The most common use of ms.hal.Event is the combination of record() and wait() to ensure that the execution order can meet the user's expectations in a multi-stream network, as follows:

s = ms.hal.Stream()     # Create a new stream.
ev1 = ms.hal.Event()    # Create a new event.
ev2 = ms.hal.Event()    # Create a new event.
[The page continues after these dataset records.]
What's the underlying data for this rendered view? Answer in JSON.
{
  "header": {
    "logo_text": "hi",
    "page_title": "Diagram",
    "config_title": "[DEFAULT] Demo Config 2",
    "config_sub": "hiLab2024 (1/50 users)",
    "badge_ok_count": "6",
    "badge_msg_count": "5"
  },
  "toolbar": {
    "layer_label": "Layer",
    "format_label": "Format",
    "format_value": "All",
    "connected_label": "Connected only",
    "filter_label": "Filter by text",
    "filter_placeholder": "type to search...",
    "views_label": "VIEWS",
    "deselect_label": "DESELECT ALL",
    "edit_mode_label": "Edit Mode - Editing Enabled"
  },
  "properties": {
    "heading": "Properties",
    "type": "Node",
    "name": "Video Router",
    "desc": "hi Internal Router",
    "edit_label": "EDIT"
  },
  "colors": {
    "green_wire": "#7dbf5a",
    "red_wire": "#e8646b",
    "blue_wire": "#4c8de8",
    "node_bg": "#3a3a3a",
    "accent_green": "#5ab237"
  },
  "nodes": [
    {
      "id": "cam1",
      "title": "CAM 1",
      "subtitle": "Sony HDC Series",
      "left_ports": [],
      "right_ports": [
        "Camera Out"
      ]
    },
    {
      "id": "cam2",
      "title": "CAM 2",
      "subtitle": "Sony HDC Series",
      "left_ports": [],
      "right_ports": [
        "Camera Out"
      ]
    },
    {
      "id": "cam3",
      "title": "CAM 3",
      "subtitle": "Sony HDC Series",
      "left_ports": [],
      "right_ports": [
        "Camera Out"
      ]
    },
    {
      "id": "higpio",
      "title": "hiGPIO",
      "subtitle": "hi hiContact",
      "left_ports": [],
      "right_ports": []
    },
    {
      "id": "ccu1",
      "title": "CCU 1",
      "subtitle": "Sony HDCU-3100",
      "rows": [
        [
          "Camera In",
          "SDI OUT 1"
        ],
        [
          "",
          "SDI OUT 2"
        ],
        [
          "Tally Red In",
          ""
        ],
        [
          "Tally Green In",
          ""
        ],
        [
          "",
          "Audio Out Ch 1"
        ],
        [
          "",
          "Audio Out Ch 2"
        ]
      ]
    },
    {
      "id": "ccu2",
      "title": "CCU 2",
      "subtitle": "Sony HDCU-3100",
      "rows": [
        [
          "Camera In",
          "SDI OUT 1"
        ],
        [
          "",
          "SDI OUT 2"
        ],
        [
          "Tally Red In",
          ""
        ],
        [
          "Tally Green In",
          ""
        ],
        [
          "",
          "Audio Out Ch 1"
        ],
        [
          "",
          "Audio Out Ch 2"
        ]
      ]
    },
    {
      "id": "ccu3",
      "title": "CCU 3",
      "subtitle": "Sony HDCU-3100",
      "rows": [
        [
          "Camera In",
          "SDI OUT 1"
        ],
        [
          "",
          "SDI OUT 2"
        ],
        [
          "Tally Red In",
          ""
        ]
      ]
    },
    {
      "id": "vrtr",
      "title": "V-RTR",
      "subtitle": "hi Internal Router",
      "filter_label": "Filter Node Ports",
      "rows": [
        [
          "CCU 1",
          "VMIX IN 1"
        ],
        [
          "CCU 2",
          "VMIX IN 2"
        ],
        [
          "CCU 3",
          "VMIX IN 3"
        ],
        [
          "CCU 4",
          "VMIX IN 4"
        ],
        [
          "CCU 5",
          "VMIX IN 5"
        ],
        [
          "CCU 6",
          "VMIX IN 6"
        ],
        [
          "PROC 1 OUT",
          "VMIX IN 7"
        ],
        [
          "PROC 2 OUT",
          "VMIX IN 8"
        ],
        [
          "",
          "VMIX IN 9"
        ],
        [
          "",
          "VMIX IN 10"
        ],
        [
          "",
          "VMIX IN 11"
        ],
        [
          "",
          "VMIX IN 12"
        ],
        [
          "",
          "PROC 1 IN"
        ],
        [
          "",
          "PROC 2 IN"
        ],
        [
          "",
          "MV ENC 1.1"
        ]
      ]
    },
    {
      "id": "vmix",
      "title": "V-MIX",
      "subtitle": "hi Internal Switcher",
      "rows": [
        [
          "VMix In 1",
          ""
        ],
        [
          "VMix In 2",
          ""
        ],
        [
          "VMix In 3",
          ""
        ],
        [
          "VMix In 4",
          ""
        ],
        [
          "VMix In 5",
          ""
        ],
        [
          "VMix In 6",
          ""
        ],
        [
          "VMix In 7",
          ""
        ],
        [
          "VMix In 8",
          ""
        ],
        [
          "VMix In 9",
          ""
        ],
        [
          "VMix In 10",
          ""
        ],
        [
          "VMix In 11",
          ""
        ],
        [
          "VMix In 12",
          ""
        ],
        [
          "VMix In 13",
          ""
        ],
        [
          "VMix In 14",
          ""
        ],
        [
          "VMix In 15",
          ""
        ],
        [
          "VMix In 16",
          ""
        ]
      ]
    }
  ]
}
A = Tensor(np.random.randn(20, 20), ms.float32)
B = ops.matmul(A, A)
ev1.record()
with ms.hal.StreamCtx(s):
    ev1.wait()  # Ensure 'B = ops.matmul(A, A)' is complete.
    C = ops.sum(B)
    ev2.record()
    ...
ev1.wait()      # Ensure 'C = ops.sum(B)' is complete.
D = C + 1

In addition, delivery of the host operator and execution of the device operator are asynchronous. In the following example, after the device address of add_s0 on the host is released, it is applied for by mess_output, and the output data is written to the device address. However, at this time, the device may execute add_s1 = add_s0 + 1, but the device memory of add_s0 has been used by other operators. As a result, the precision is incorrect.

import numpy as np
import mindspore as ms
from mindspore import context, Tensor, ops

context.set_context(mode=context.PYNATIVE_MODE)
s1 = ms.hal.Stream()

input_s0 = Tensor(np.random.randn(10, 32, 32, 32), ms.float32)
weight_s0 = Tensor(np.random.randn(32, 32, 3, 3), ms.float32)
mess_input = Tensor(np.random.randn(10, 32, 32, 32), ms.float32)

# Use default stream
add_s0 = input_s0 + 1
s1.wait_stream(ms.hal.default_stream())
with ms.hal.StreamCtx(s1):
  # Use conv2d because this operator takes a long time in device.
  conv_res = ops.conv2d(add_s0, weight_s0)
  add_s1 = add_s0 + 1
  ev = s1.record_event()
del add_s0

# Mess up the mem of add_s0. The value of add_s1 might be wrong.
mess_output = mess_input + 1
ev.wait()
add_1_s0 = add_s1 + 1

Therefore, MindSpore has developed a mechanism to automatically extend the lifecycle of cross-streams device addresses. You don't need to manually execute the function like record_stream() to extend its lifetime. The general principle is as follows: MindSpore identifies the stream where the operator and input/output are located. After identifying the operator and input/output cross-streams(For example, add_s0 is from stream0, and the operator is on stream1), an event will be inserted for the input or output address, and the address and event information is saved to the device memory pool. Then, if there is a "back-stream"(record() on stream1, wait() on stream0), the address and event information in the device memory pool will be removed. If there is no "back-stream" and the device memory pool fails to allocate, all events will be synchronized and the bound information is released.